What Can Your Dog’s Poop Tell You?
The most likely cause of a change in your dog’s poop is a change in their normal routine. Changes in eating habits, exercise, and daily routine can cause changes in poop. If the change in poop can’t be explained by changes in your dog’s daily life, consulting a veterinarian is the first thing you should do.
Below are some of the things to look for and some possible causes if you spot a difference in your dog’s poop that can’t be explained by a recent change in routine.
Reason of different objects in the poop
You may notice distinct objects in the dog poop because of either disease or behavioral issues. Corrective measures can help save your dog from painful conditions and even surgery.

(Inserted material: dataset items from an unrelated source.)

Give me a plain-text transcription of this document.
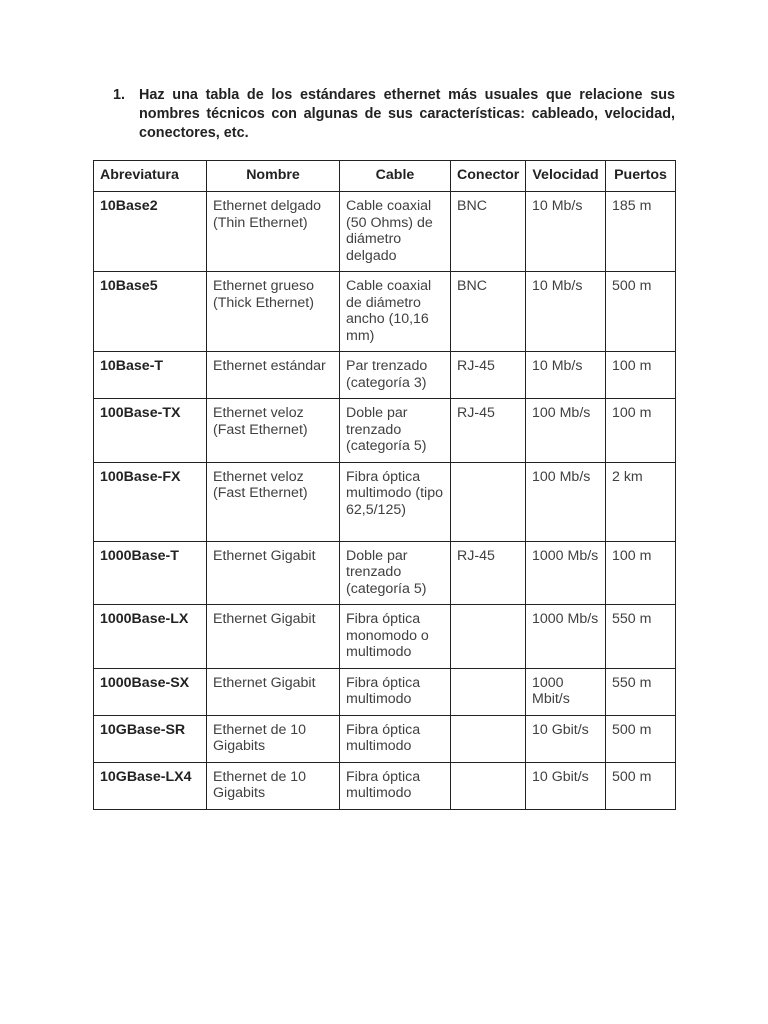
1. Haz una tabla de los estándares ethernet más usuales que relacione sus nombres técnicos con algunas de sus características: cableado, velocidad, conectores, etc.
Abreviatura	Nombre	Cable	Conector	Velocidad	Puertos
10Base2	Ethernet delgado (Thin Ethernet)	Cable coaxial (50 Ohms) de diámetro delgado	BNC	10 Mb/s	185 m
10Base5	Ethernet grueso (Thick Ethernet)	Cable coaxial de diámetro ancho (10,16 mm)	BNC	10 Mb/s	500 m
10Base-T	Ethernet estándar	Par trenzado (categoría 3)	RJ-45	10 Mb/s	100 m
100Base-TX	Ethernet veloz (Fast Ethernet)	Doble par trenzado (categoría 5)	RJ-45	100 Mb/s	100 m
100Base-FX	Ethernet veloz (Fast Ethernet)	Fibra óptica multimodo (tipo 62,5/125)		100 Mb/s	2 km
1000Base-T	Ethernet Gigabit	Doble par trenzado (categoría 5)	RJ-45	1000 Mb/s	100 m
1000Base-LX	Ethernet Gigabit	Fibra óptica monomodo o multimodo		1000 Mb/s	550 m
1000Base-SX	Ethernet Gigabit	Fibra óptica multimodo		1000 Mbit/s	550 m
10GBase-SR	Ethernet de 10 Gigabits	Fibra óptica multimodo		10 Gbit/s	500 m
10GBase-LX4	Ethernet de 10 Gigabits	Fibra óptica multimodo		10 Gbit/s	500 m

1. Foreign objects or small bodies
If your dog has foreign objects in its poop, like fabric, a piece of carpet, or a toy, this can, for example, result from pica. Pica is a disease where the dog has an insatiable hunger to eat anything it can. This condition can result in pancreatitis, nutritional deficiency, or other intestinal issues. Whatever the underlying cause, if your pet is eating stones, carpet, and laundry, it could result in intestinal blockage, and you may end up weighing an expensive surgery to save the life of your pet. If possible, remove such items and any similar objects from areas your pet is allowed to live or play in. If you suspect pica or an eating disorder is causing the problem, then seek veterinary help.
2. Presence of fur
If the fur of another animal is in your dog’s poop, this means that your dog is grooming itself or other animals. Grooming other animals isn’t necessarily a bad thing and may even be a boost to both animals’ mental health because they are socializing and enjoying doing so. If you are regularly finding excessive amounts of your own dog’s fur in its poop, this may be because of skin issues or mites. Sometimes a bored dog with behavioral issues also licks its body and swallows enough or its fur to disrupt the digestive system. Consulting a professional to eliminate mites, behavioral issues, and other signs is recommended.
3. Slimy mucus
The presence of mucus in dog poop isn’t a good sign at all. (We will leave it to you to google that (and the next two conditions) if you want to see what it looks like—yuck!) This could be because of large intestine inflation or other digestive issues. You must take your dog to the vet right away if the mucus defecation persists for more than a day.
4. Greasy stool or the presence of fat
Fat in dog poop could be because of excessive fat in their diet. If you have changed dog food recently, consult a veterinarian or veterinary dietician for the right dog food with appropriate fat. Not every dog breed needs the same amount of fat in their daily diet. If you haven’t recently changed their diet or routine and are seeing a greasy stool, fat in their stool may mean a pancreatic or gall bladder issue and you should seek your veterinarian’s advice.
The presence of small white objects or crawlie figures is not a good sign at all. If the dog is pooping these tiny creatures, you must keep the infected dog (and its poop) away from all other pets. The infested poop can affect other pets and sometimes even humans; a veterinary visit and poop test are musts. You must use gloves and other safety measures to remove such poop.
Changes in color of the dog poop
Some dogs have light brown poop and some have dark brown poop, regularly. The same color over an extended period is not a problem, but you should register a change in color and act accordingly.
· Green-colored poop
Green-colored poop can be because of excessive grass eating or because of bile issue due to rapid bowel movement. If the dog is not eating grass and the gut is good (because of no observed digestive issues), the culprit may be rodenticides. You must keep an eye on the dog’s activities and remove rodenticides from the accessible portions of the dog’s living and play areas because some rodenticides are dangerous and can be fatal for your dog.
· White stool
This uncommon color in dog poop is a symptom of digestive tract issues anywhere from the intestine to the gall bladder. If there is a liver problem, the result could also be white stool.
· Orange color
Many dogs love to eat carrots; if your dog is one of them, the orange-colored stool is normal. But if you are not feeding the dog carrots, the orange stool may be a sign of pancreatic issues that could be fatal if you do not take corrective measures in time.
Over to you
You don’t need to probe the poop to know the change. A simple look from above is enough to know if the poop is normal or not. Your dog’s poop can tell you a lot regarding the health of your buddy. If you see a foreign object, white specks, or blood in the poop, a vet visit and poop examination should be your top priority. Always clean the dog poop when you are outside to save other animals and your pet from the harmful effects of decaying poop.